Please, could you recommend me a MicroChip motor driver similar to L298N/L293D/ULN2003?.
Thanks and best regards
Please, could you recommend me a MicroChip motor driver similar to L298N/L293D/ULN2003?.
Thanks and best regards
The L298 and L293 motor drivers are ancient and inefficient. There are much better drivers available. Pololu has a great selection of motor drivers.
What motors do you have? You should pick a driver that suits the motors. No way can we recommend a driver till we know the motor type, rated voltage, rated current and stall current.
Thanks,
Why are L298N/L293D/ULN2003 considered "ancient/inefficient"?
They are usually refered in most tutorials
It is mostly for learning purposes, so probably small 5-6Vdc hobby motor.
Why are L298N/L293D/ULN2003 considered "ancient/inefficient"?
Those motor drivers have bipolar transistor outputs so they drop 2 to 4 volts themselves (depending on motor current). So if you power the motors with, say, 6V the motors get only 4 to 2 volts. That voltage drop is dissipated as heat. Modern drivers have MOSFET output stages and drop very little voltage (dissipate little as heat). They are used in tutorials because they are widely available and cheap. That does not make them good. Use them if you want, but there are better drivers available.

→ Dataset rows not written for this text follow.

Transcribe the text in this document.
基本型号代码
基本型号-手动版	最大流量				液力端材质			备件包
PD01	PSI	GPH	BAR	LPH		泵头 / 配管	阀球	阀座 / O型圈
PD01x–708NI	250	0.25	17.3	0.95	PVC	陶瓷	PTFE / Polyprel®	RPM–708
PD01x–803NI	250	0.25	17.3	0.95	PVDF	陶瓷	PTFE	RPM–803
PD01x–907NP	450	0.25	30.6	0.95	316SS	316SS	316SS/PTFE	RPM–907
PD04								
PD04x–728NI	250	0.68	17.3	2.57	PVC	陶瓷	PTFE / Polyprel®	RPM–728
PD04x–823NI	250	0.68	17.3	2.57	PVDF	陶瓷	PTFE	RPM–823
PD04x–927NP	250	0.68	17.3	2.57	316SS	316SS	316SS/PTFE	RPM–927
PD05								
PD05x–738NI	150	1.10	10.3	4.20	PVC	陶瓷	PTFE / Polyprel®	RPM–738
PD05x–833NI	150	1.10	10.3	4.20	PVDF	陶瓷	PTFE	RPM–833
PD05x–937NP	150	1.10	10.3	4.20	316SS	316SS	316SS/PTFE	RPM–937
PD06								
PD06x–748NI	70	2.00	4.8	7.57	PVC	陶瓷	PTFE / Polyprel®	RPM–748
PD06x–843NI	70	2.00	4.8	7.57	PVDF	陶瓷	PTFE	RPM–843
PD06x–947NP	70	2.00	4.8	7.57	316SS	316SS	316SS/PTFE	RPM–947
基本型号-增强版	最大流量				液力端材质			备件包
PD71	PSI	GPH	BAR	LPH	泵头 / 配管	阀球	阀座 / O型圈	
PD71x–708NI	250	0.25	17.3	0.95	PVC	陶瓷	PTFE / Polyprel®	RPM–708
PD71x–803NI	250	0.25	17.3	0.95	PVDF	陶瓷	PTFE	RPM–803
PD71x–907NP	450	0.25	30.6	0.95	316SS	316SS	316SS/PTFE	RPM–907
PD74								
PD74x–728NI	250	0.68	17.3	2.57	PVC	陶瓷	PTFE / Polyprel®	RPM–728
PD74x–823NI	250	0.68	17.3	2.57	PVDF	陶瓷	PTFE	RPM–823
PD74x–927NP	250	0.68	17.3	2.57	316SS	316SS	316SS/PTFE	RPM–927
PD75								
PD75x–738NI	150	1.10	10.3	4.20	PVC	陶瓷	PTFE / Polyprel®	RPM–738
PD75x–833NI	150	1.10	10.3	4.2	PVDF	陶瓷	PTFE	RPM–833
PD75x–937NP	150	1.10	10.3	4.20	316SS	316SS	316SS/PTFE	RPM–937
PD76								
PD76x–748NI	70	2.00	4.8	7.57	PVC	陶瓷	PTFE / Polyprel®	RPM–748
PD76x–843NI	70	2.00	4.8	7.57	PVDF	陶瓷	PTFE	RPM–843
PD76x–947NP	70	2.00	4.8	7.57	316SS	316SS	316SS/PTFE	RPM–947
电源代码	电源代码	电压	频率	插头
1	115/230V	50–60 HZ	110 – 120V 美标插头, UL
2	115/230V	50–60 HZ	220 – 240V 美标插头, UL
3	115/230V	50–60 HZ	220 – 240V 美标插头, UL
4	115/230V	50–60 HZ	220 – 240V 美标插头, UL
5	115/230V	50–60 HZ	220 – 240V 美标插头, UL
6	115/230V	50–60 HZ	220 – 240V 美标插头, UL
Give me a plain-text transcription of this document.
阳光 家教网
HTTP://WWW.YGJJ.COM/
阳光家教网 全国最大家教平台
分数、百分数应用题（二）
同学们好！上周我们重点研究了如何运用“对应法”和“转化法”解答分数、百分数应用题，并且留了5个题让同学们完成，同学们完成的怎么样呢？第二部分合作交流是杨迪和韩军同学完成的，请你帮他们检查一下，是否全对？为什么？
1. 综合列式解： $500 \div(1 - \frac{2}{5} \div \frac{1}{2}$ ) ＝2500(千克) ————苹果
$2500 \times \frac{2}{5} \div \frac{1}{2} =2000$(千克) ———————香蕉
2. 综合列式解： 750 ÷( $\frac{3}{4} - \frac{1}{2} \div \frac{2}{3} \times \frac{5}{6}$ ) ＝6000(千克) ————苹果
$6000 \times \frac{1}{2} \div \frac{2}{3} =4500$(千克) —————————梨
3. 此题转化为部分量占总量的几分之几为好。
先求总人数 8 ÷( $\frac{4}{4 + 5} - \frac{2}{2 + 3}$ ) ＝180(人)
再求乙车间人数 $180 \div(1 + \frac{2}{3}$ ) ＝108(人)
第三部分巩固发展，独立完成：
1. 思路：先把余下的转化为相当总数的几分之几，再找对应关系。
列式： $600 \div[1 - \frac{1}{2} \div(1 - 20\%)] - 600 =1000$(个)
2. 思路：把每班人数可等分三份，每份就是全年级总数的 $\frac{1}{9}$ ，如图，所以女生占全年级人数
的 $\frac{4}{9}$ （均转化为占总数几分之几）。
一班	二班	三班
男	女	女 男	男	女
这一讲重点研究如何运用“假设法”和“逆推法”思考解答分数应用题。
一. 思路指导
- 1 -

The motor voltage is only half what you need to know to choose an appropriate driver. The driver must be able to safely supply the stall (starting) current of the motor, too. The stall current should be listed on the motor data sheet, or can be estimated by measuring the motor winding resistance. Divide the motor supply voltage by the measured winding resistance to get the estimated stall current.
AingeruJM:
Why are L298N/L293D/ULN2003 considered "ancient/inefficient"?
50 year old designs,
waste 3.5 volts or so, so at 12V cannot be more than about 70% efficient. Also very limited current handling.
Modern MOSFET H-bridges will drop less than 1V typically, and some much less than this.
Less heat to get rid of, greater motor speed. Some H-bridge chips can manage dozens of amps without heatsinks.